Expression levels were quantified using 3DHistech software (Budapest, Hungary)—NuclearQuant. It is a color‐ and pattern‐based image analysis solution designed to identify different tissue elements in stained samples. Rather than relying on time‐consuming manual annotation, the software allows for automated detection and annotation of regions of interest, following a brief training on relevant tissue samples. To avoid misquantification, only areas within the lamina propria, excluding epithelial glands, were annotated, ensuring that the annotated regions consisted solely of inflammatory cells. The annotated areas included regions of the lamina propria that are larger than a specified size: on average, 0.35 mm2 for endoscopic submucosal dissection samples and 0.2 mm2 for biopsy specimens. We used the proportion obtained by dividing the counted cells by the annotated area (Figure 3).
FIGURE 3.
Methods for quantification of immunologic markers. Immune cells are automatically counted by NuclearQuant in the annotated areas of the lamina propria. Red circles indicate the positive immunostained (brown color) CD4 cells, whereas blue circles indicate the negative cells.
2.4. Statistical Analysis
The baseline characteristics, except age, lesion size, and follow‐up interval, were categorical variables and are presented as mean and standard deviation. All variables of histologic analysis were categorical and those of immunologic expression level were continuous. Chi‐squared test and Fisher's exact test were employed to compare categorical variables of clinicopathological factors between groups based on the development of metachronous gastric neoplasms. For non‐categorical variables in intergroup comparisons of clinicopathological characteristics, the t‐test was used. To evaluate immunohistochemical expression levels, the Wilcoxon signed‐rank test and Mann–Whitney U test were applied. Sub‐group analysis was conducted by classifying the study participants into various sub‐groups based on criteria such as baseline characteristics (age and sex), whether the pathology of the primary lesion was dysplasia or adenocarcinoma, and whether the pathology of the metachronous recurrent lesion was dysplasia or adenocarcinoma. When comparing immunologic expression levels, we attempted both pre‐ and post‐eradication comparisons within the same patient as well as comparisons between different groups. For sub‐group analysis based on recurrent lesions, only the matched control groups in a 1:1 ratio were extracted and analyzed.

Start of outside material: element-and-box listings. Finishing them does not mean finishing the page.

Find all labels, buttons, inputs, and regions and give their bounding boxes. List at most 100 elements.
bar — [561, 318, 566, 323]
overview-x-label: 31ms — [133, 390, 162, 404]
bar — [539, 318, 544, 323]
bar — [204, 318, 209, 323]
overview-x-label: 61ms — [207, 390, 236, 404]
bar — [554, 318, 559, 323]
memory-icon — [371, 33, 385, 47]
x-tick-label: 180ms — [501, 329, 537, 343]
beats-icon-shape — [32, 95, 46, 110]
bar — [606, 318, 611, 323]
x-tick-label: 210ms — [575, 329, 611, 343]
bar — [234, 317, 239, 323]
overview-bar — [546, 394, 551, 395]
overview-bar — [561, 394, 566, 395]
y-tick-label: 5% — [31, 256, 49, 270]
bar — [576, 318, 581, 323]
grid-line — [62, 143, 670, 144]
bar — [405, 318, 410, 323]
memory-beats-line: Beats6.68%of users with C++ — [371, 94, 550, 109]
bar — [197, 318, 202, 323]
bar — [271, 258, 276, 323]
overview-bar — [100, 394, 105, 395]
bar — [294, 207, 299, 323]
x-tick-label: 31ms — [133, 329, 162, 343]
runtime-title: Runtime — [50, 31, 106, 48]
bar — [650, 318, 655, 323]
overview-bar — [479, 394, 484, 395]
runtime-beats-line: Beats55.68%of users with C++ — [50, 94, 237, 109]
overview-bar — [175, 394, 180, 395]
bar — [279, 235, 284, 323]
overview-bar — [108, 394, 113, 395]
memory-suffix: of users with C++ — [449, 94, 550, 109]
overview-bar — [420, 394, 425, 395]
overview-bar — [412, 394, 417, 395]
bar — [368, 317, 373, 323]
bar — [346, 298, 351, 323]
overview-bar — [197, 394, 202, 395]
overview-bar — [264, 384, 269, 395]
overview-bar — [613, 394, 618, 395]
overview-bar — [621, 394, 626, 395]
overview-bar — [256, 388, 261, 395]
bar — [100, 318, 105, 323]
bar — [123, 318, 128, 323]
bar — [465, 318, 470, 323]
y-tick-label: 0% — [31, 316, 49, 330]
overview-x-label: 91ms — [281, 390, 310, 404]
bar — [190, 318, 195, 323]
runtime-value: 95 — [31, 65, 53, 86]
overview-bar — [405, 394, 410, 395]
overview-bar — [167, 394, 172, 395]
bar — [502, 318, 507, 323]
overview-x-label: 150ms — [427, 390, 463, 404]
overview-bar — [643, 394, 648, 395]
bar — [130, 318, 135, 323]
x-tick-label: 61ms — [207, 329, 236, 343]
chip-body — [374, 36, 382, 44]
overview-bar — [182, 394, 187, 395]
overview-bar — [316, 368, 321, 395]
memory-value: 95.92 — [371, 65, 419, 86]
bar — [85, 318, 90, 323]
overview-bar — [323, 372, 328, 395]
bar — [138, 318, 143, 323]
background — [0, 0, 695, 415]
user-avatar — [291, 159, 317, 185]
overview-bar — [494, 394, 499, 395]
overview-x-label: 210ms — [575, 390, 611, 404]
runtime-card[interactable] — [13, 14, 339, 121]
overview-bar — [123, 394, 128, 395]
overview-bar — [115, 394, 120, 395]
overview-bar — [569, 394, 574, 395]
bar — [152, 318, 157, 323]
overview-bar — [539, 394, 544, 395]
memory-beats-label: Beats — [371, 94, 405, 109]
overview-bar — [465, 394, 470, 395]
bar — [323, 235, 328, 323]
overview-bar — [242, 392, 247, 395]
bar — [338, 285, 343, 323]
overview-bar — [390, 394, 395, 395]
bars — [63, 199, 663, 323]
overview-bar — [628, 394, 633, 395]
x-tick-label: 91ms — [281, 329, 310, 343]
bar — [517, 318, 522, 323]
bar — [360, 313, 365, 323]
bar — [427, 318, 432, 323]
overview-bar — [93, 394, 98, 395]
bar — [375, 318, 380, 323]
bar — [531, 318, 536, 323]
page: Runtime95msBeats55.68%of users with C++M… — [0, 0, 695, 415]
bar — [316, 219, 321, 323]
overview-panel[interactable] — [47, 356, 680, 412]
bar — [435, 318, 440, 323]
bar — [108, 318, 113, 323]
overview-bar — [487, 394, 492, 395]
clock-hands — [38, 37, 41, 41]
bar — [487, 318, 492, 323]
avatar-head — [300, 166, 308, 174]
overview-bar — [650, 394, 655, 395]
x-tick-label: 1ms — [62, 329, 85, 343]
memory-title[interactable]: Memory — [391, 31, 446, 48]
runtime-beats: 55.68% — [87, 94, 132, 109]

All statistical analyses were conducted using IBM SPSS Statistics for Windows, version 28.0 (IBM Corp., Armonk, NY, USA). A p‐value of less than 0.05 was considered statistically significant.
3. Results
3.1. Baseline Characteristics
Of the 40 patients in the metachronous group, four were excluded because of tissue‐sample‐preservation abnormalities that precluded analysis, thus including a total of 36 patients in the study. Matched patients in the control group were also excluded, resulting in a total of 72 patients included in the two groups.

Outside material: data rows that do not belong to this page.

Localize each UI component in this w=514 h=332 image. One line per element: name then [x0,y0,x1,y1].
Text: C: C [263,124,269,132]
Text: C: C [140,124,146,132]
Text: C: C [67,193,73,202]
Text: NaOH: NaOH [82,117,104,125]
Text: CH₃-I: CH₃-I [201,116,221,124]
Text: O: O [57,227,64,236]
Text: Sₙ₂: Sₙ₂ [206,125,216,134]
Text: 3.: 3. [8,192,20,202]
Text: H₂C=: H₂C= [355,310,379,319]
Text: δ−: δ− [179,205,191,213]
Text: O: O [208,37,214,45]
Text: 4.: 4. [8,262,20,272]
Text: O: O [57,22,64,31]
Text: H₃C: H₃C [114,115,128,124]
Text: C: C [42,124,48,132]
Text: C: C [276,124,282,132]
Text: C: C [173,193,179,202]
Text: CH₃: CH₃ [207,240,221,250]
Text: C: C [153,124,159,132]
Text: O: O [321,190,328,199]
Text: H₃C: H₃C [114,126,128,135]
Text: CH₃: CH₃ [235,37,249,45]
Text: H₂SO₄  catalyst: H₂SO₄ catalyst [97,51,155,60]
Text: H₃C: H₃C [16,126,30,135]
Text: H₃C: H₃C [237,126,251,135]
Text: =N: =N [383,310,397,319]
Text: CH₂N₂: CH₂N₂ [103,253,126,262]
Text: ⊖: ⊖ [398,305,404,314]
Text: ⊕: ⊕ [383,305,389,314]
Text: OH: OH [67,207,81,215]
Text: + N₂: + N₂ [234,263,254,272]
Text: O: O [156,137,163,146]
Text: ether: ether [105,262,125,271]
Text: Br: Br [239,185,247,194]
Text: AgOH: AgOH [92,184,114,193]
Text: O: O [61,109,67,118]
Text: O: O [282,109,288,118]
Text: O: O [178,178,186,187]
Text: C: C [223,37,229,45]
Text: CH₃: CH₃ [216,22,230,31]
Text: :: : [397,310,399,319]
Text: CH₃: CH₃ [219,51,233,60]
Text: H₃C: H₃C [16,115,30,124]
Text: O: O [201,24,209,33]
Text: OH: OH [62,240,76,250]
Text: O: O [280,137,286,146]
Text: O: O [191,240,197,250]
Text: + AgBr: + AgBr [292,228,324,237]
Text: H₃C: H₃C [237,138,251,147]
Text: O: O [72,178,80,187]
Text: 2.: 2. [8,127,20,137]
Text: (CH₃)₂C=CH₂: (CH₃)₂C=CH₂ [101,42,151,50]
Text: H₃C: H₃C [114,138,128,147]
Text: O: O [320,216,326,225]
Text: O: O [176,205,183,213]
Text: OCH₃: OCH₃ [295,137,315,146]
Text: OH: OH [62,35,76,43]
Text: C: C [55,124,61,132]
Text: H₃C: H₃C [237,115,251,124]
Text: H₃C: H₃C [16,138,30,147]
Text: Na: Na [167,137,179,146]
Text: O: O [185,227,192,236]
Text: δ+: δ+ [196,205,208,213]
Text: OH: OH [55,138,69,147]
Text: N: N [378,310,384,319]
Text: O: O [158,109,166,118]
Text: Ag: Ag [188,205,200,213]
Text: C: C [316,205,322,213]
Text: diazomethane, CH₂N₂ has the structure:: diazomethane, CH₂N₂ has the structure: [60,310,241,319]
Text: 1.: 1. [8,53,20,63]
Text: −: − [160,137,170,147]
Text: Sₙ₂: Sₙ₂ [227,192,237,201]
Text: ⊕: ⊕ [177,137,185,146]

Table 1 shows the comparison of various clinical characteristics between the two groups. Age and sex showed no significant differences between the groups because we matched them when enrolling patients. The average lesion size, lesion location, gross appearance, and dysplasia/adenocarcinoma rates were not significantly different (p = 0.883, 0.06, and 0.116, respectively). The recurrence interval in the metachronous group was 1055.3 days, and the pathology follow‐up interval in the control group was 579.4 days.
TABLE 1.
Baseline clinicopathological characteristics of patients in two groups.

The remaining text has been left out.